You can calculate this using the __`Viterbi`__ algorithm.

High level, the Viterbi algorithm increments over each time step, finding the __`maximum`__ probability of any path that gets to state __`i`__ at time __`t`__, that ___also___ has the correct observations for the sequence up to time __`t`__.
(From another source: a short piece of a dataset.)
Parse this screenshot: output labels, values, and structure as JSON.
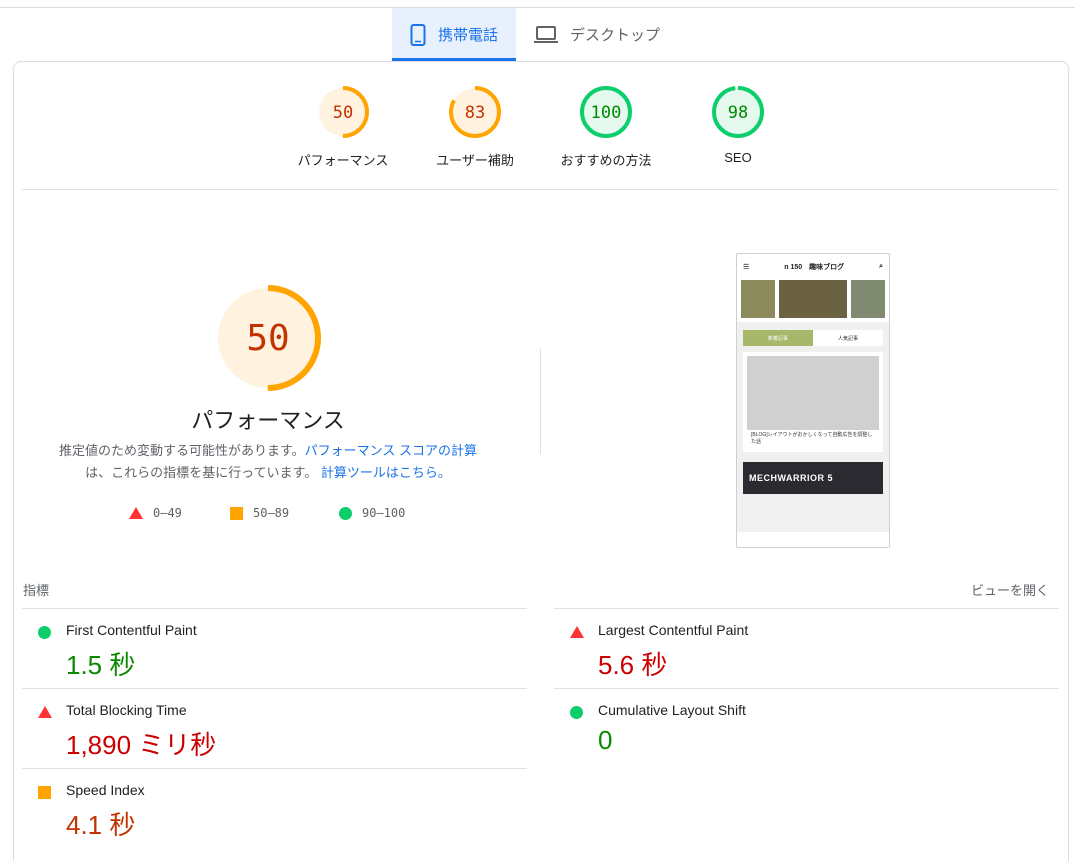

The algorithm also keeps track of the state with the highest probability at each stage. At the end of the sequence, the algorithm will iterate backwards selecting the state that "won" each time step, and thus creating the most likely path, or likely sequence of hidden states that led to the sequence of observations. 

In [None]:
# define Viterbi algorithm for shortest path


def viterbi(pi, a, b, obs):
    
    nStates = np.shape(b)[0]
    T = np.shape(obs)[0]
    
    # init blank path
    path = np.zeros(T)
    # delta --> highest probability of any path that reaches state i
    delta = np.zeros((nStates, T))
    # phi --> argmax by time step for each state
    phi = np.zeros((nStates, T))
    
    # init delta and phi 
    delta[:, 0] = pi * b[:, obs[0]]
    phi[:, 0] = 0

    p('\nStart Walk Forward\n')    
    # the forward algorithm extension
    for t in range(1, T):
        for s in range(nStates):
            delta[s, t] = np.max(delta[:, t-1] * a[:, s]) * b[s, obs[t]] 
            phi[s, t] = np.argmax(delta[:, t-1] * a[:, s])
            p('s={s} and t={t}: phi[{s}, {t}] = {phi}'.format(s=s, t=t, phi=phi[s, t]))
    
    # find optimal path
    p('-'*50)
    p('Start Backtrace\n')
    path[T-1] = np.argmax(delta[:, T-1])
    #p('init path\n    t={} path[{}-1]={}\n'.format(T-1, T, path[T-1]))
    for t in range(T-2, -1, -1):
        path[t] = phi[path[t+1], [t+1]]
        #p(' '*4 + 't={t}, path[{t}+1]={path}, [{t}+1]={i}'.format(t=t, path=path[t+1], i=[t+1]))
        p('path[{}] = {}'.format(t, path[t]))
        
    return path, delta, phi

path, delta, phi = viterbi(pi, a, b, obs)
p('\nsingle best state path: \n', path)
p('delta:\n', delta)
p('phi:\n', phi)
p('this delta',delta)

In [None]:
(pd.DataFrame(delta, index=states).T)

In [None]:
state_map = {0:'work', 1:'gym', 2:'cheating'}
state_path = [state_map[v] for v in path]

(pd.DataFrame()
 .assign(Observation=obs_seq)
 .assign(Best_Path=state_path))

### Conclusion

Using the Hidden Markov Model framework and some reasonable assumptions, we were able to make an educated guess about Mary's true sequence of states without direct observation of those states. Instead we used the directly observable emmissions as a link to map the observable to the hidden.